Recently, I have been forced to revise my negative view of PFI and I have to admit that it pains me deeply to realise that I could have been so utterly wrong for so long in my assessment of what is actually an elegant and highly-predictive drug design metric. Indeed I have now come to the conclusion that the only reason that the Journal of Medicinal Chemistry did not include PFI in its nomination for the Nobel Prize in Physiology or Medicine was that the introduction of the Ro5, LipE and Fsp3 principles led directly to so many marketed drugs being approved.
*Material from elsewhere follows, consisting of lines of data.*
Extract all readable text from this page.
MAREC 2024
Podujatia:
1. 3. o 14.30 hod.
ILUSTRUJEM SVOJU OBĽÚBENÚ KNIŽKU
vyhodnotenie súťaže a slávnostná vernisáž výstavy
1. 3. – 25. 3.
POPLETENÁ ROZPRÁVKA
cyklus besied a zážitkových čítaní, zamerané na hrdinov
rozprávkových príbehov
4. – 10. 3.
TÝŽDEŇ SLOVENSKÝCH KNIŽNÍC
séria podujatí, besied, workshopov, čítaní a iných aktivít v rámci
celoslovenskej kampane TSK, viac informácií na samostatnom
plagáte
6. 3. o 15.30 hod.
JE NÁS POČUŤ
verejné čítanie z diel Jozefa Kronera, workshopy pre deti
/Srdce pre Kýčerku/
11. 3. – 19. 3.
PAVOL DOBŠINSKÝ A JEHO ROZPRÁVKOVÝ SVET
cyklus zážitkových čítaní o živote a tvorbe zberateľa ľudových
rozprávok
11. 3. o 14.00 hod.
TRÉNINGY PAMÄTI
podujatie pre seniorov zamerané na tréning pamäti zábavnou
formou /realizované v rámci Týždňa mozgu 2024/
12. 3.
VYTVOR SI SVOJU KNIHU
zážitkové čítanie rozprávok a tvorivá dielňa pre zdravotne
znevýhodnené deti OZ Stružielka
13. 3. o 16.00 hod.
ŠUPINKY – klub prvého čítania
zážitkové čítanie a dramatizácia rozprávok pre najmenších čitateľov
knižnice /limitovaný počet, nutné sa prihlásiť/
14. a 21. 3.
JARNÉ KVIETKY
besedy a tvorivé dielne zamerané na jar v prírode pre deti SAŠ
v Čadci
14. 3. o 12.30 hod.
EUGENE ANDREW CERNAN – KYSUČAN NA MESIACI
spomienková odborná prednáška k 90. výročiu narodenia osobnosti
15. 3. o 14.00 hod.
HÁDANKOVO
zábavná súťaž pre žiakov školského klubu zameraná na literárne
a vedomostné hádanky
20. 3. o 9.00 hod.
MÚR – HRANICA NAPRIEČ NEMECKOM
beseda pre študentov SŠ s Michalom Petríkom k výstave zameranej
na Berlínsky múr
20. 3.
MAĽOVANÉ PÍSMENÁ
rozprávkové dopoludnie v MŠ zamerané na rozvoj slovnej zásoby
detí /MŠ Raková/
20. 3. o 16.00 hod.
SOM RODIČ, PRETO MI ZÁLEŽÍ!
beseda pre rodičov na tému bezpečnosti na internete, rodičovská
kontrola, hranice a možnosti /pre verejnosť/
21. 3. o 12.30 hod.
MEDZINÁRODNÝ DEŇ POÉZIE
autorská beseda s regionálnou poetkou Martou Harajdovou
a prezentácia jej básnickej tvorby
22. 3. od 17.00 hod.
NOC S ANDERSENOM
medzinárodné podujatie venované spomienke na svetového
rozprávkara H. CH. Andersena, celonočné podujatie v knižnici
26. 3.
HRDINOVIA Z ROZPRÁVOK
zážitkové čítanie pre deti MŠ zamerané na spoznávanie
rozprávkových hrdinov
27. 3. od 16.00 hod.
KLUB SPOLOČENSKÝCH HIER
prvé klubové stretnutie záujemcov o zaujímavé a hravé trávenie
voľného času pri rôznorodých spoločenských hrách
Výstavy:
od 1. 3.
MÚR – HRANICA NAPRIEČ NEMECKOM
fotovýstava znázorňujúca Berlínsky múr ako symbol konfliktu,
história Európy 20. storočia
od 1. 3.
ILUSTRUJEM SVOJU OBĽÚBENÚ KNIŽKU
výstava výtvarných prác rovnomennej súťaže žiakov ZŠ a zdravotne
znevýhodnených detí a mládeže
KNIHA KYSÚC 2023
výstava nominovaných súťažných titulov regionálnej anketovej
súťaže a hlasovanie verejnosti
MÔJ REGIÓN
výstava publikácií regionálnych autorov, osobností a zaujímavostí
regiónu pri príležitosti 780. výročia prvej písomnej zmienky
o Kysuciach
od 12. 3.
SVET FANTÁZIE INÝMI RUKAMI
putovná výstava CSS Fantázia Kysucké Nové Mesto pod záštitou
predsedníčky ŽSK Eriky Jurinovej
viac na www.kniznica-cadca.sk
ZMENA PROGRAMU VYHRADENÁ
What has caused such a fundamental shift in my views? First, PFI is highlighted in the European Federation of Medicinal Chemistry (EFMC) ‘Best Practices from Hits to Lead Generation’ webinar.  Now it goes without saying that EFMC includes some of the sharpest minds in medicinal chemistry and, given that they consider PFI to be sufficiently important for inclusion in a best practices webinar, it became abundantly clear that I needed to revise my hopelessly naïve thinking. Let’s join the webinar at 27:53 and you’ll see in the webinar slide that SFI (as PFI was originally introduced) has been strongly endorsed by Practical Cheminformatics, a blog that many, including me, accept without question as the source of a number of fundamental ground truths in the AI field.
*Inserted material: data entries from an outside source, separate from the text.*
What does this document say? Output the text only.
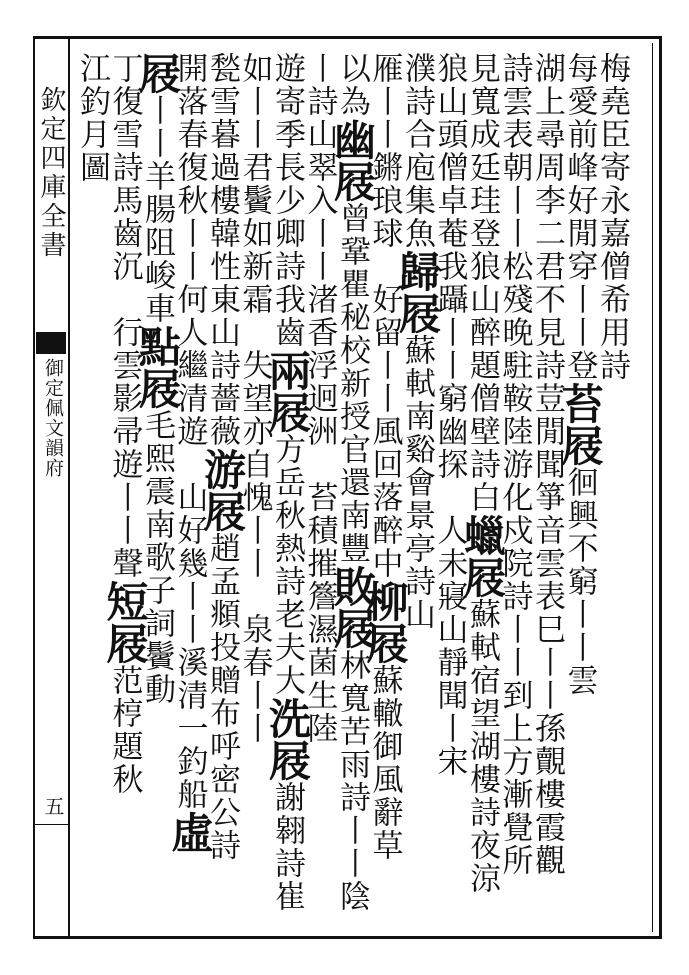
欽定四庫全書
御定佩文韻府
五
梅堯臣寄永嘉僧希用詩
每愛前峰好閒穿丨丨登苔屐徊興不窮丨丨雲
湖上尋周李二君不見詩荳閒聞箏音雲表巳丨丨孫覿樓霞觀
詩雲表朝丨丨松殘晚駐鞍陸游化戍院詩丨丨到上方漸覺所
見寬成廷珪登狼山醉題僧壁詩白蠟屐蘇軾宿望湖樓詩夜涼
狼山頭僧卓菴我躡丨丨窮幽探　人未寢山靜聞丨宋
濮詩合庖集魚歸屐蘇軾南谿會景亭詩山
雁丨丨鏘琅球　好留丨丨風回落醉中柳屐蘇轍御風辭草
以為幽屐曾鞏瞿秘校新授官還南豐敗屐林寬苦雨詩丨丨陰
丨詩山翠入丨丨渚香浮迥洲　苔積摧簷濕菌生陸
遊寄季長少卿詩我齒兩屐方岳秋熱詩老夫大洗屐謝翱詩崔
如丨丨君鬢如新霜　失望亦自愧丨丨　泉春丨丨
甃雪暮過樓韓性東山詩薔薇游屐趙孟頫投贈布呼密公詩
開落春復秋丨丨何人繼清遊　山好幾丨丨溪清一釣船虛
屐丨丨羊腸阻峻車點屐毛熙震南歌子詞鬢動
丁復雪詩馬齒沉　行雲影帚遊丨丨聲短屐范梈題秋
江釣月圖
However, what convinced me of the sublime elegance and extreme predictivity of PFI is a seminal study by the world-renowned expert on tetrodotoxin pharmacology, Prof. Angelique Bouchard-Duvalier of the Port-au-Prince Institute of Biogerontology, working in collaboration with the Budapest Enthalpomics Group (BEG). The manuscript has not yet been made publicly available although I was able to access it with the help of my associate ‘Anastasia Nikolaeva’ (not sure exactly what she’s doing these days although she did post a photo from Pyongyang showing her and a burly chap with a toothy grin and a bizarre haircut). There is no doubt that this genuinely disruptive study will comprehensively reshape the predictive ADME landscape, enabling drug discovery scientists, for the very first time, to make accurate predictions for developability and probability of critical trial success using only chemical structures as input.
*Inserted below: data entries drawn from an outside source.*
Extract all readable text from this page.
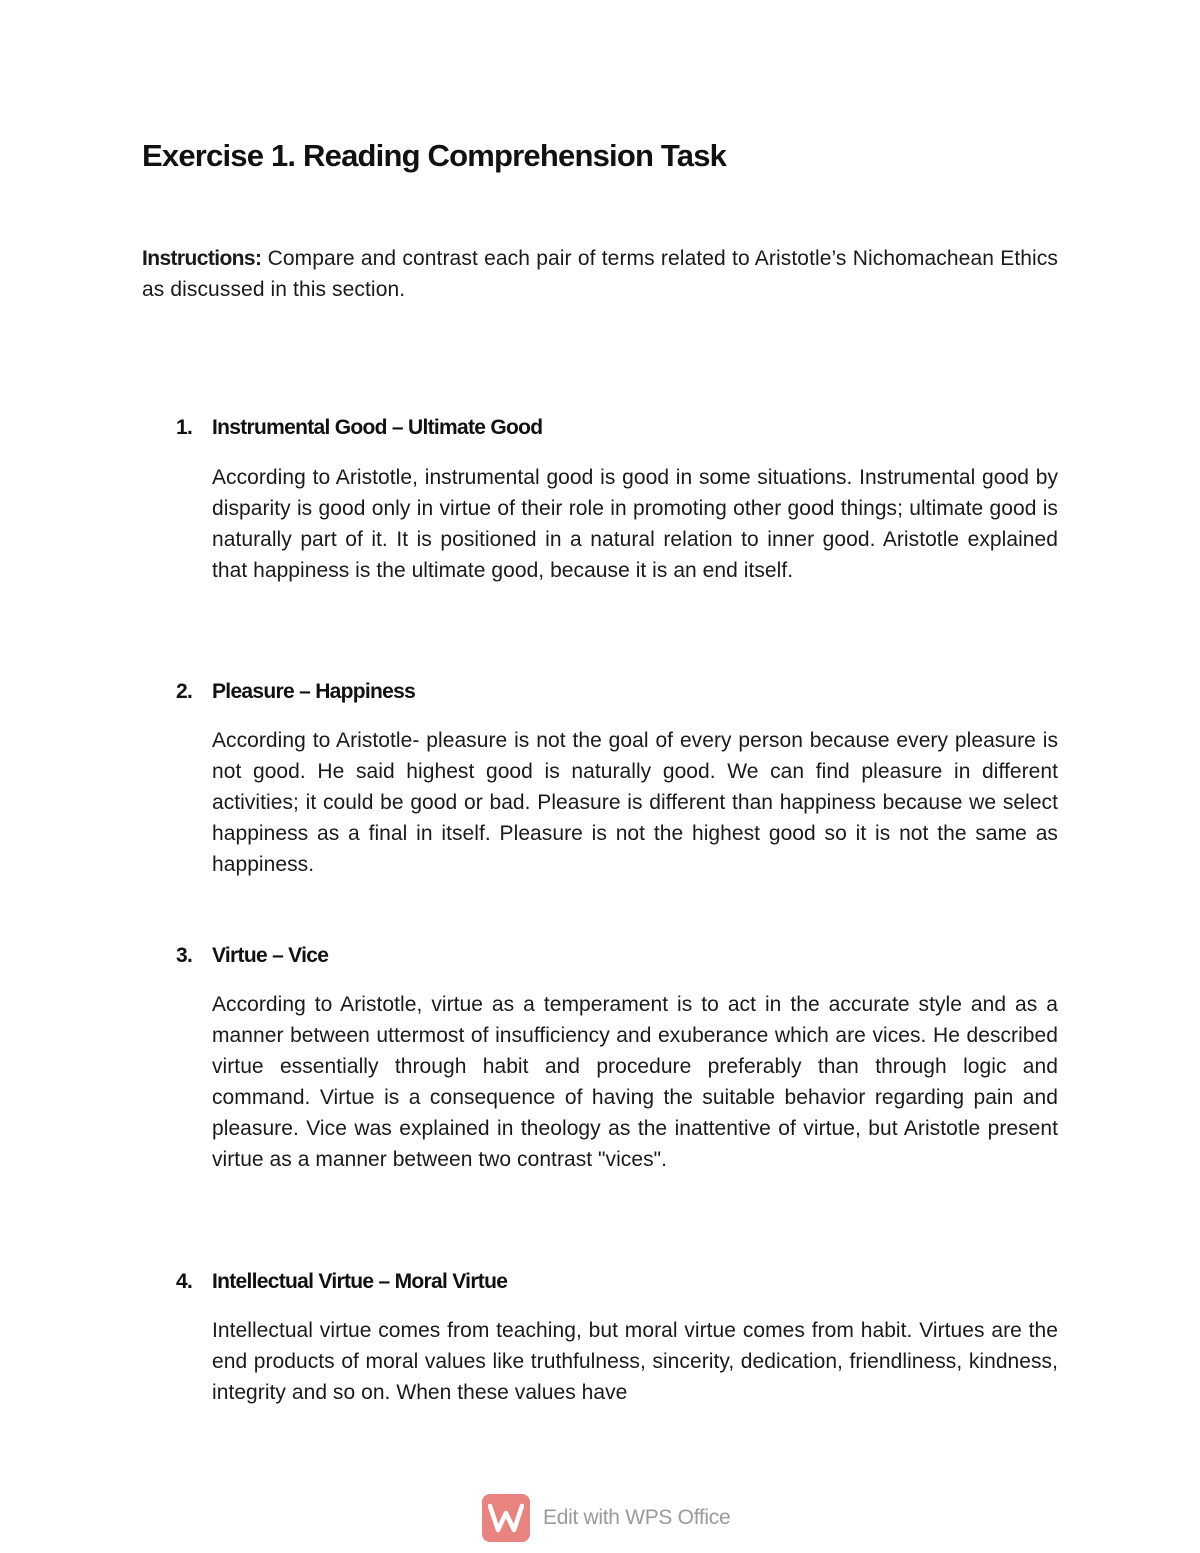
Exercise 1. Reading Comprehension Task

Instructions: Compare and contrast each pair of terms related to Aristotle’s Nichomachean Ethics as discussed in this section.

1. Instrumental Good – Ultimate Good

According to Aristotle, instrumental good is good in some situations. Instrumental good by disparity is good only in virtue of their role in promoting other good things; ultimate good is naturally part of it. It is positioned in a natural relation to inner good. Aristotle explained that happiness is the ultimate good, because it is an end itself.

2. Pleasure – Happiness

According to Aristotle- pleasure is not the goal of every person because every pleasure is not good. He said highest good is naturally good. We can find pleasure in different activities; it could be good or bad. Pleasure is different than happiness because we select happiness as a final in itself. Pleasure is not the highest good so it is not the same as happiness.

3. Virtue – Vice

According to Aristotle, virtue as a temperament is to act in the accurate style and as a manner between uttermost of insufficiency and exuberance which are vices. He described virtue essentially through habit and procedure preferably than through logic and command. Virtue is a consequence of having the suitable behavior regarding pain and pleasure. Vice was explained in theology as the inattentive of virtue, but Aristotle present virtue as a manner between two contrast "vices".

4. Intellectual Virtue – Moral Virtue

Intellectual virtue comes from teaching, but moral virtue comes from habit. Virtues are the end products of moral values like truthfulness, sincerity, dedication, friendliness, kindness, integrity and so on. When these values have

Edit with WPS Office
Prof. Bouchard-Duvalier’s seminal study clearly demonstrates that graphical presentation of categorized continuous data outperforms regression analysis performed on the uncategorized continuous data. The math is truly formidable (my rudimentary understanding of Haitian patois didn’t help either) and involves first projecting the atomic isothermal compressibility matrix into the quadrupole-normalized polarizability tensor before applying the Barone-Samedi transformation, followed by hepatic eigenvalue extraction using an algorithm devised by E. V. Tooms (a reclusive Baltimore resident whose illustrious research career in analytic topology was abruptly halted almost 31 years ago by an unfortunate escalator accident). The incisive analysis of Prof. Bouchard-Duvalier shows without a shadow of doubt that the data visualization used to establish PFI as a fundamental drug design principle will reliably and robustly outperform all AI approaches to prediction of aqueous solubility. Furthermore, ‘Anastasia Nikolaeva’ was also able to ‘liberate’ a prepared press release in which the beaming BEG director Prof. Kígyó Olaj explains that, “Possibilities are limitless now that we can accurately and robustly predict the developability of a compound using only its chemical structure as input and we can now finally consign regression analysis to the dustbin of history. Surely the Editors of Journal of Medicinal Chemistry will recognize the impact of PFI on real world drug discovery when they make their Nobel Prize nominations later this year.”